Loan modification with balloon payment
Article by Hayley Harrison, Former Branch Manager and lending officer for a community bank
Once you fall behind on your car or home loan, it’s difficult to recover. Because every missed payment brings you closer to losing your car to repossession or your home to foreclosure, it’s important to take action quickly. You may feel as if you have few options; however, most lenders do not want to seize your personal property, making them willing to help you recover. Often, lenders offer this help with loan modifications.
How It Works
During a loan modification, your lender changes your original mortgage contract to substantially lower your payment and make it more affordable for your budget. The most common way to provide you with this lower payment is to extend the term or length of your loan, though your lender can also change the interest rate.
What You Need to Do
To get started with a loan modification, you’ll need to do a few things:
· Get in contact with someone in the collections or special assets department at your lender. If someone has been calling you regularly about your payments or sending you letters, use them as a staring point.
· Be prepared to talk openly and honestly with the bank’s representative about why you’ve fallen behind. Usually, loan modifications are reserved for times when clients are in financial hardship, so now is not the time to be embarrassed about a job loss or chronic illness.
· Read over the new contract that you are given thoroughly. Make sure you understand the terms and how they will change your loan. In particular, look for whether or not a balloon payment is featured in the new terms.
· Gather the money to pay the loan modification fee or discuss whether you can have the amount added into your payments. Most financial institutions charge a flat fee for modifications to cover the cost of drafting new paperwork.
The Balloon Payment
Balloon payments can occur in any type of loan, but they are very common with modifications. A balloon payment happens when the balance that you owe on your loan does not break down into equal payments. As a result, your last payment becomes a much higher amount than your standard monthly obligation.
Notification
Your lender must disclose to you the amount of the balloon payment in your loan modification paperwork. Along with the amount will be the date upon which the balloon payment is due to the lender. Some financial institutions allow an extended grace period on balloon payments, and this information will also be listed in your modification paperwork.

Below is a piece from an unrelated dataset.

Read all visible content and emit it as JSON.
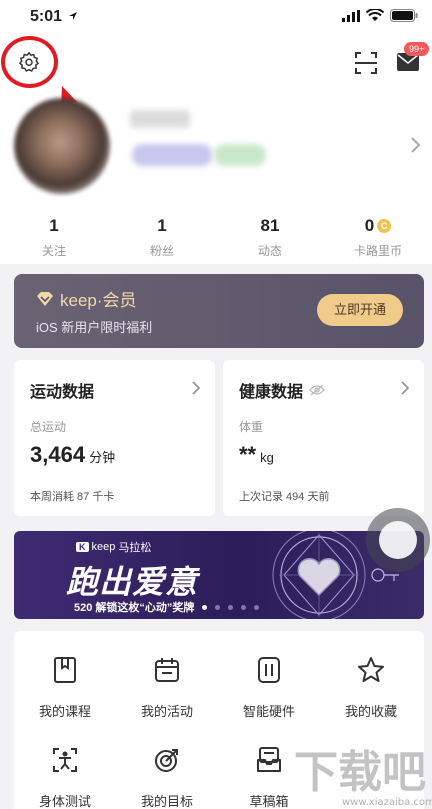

Preparing for the Balloon Payment
If you’re currently having trouble paying your mortgage, the idea of making a large balloon payment at the end of your loan may seem discouraging. Fortunately, you can prepare yourself for it by following a few steps:
1. Determine how many months there are until your balloon payment is due. For instance, if your modification extended your loan for a total of 10 years, you would have 119 months until your payment (10 years x 12 months – 1 month).
2. Subtract the amount of your monthly payment from your balloon payment.
3. Take the difference calculated in Step 2 and divide by the number of months from Step 1
4. This is the amount that you need to save every month to be ready for your balloon payment. Start putting this money away in a separate account from your standard checking or savings.
With careful planning and discipline, you’ll be ready for your balloon payment and able to reap the benefits of a loan modification to save your house or car.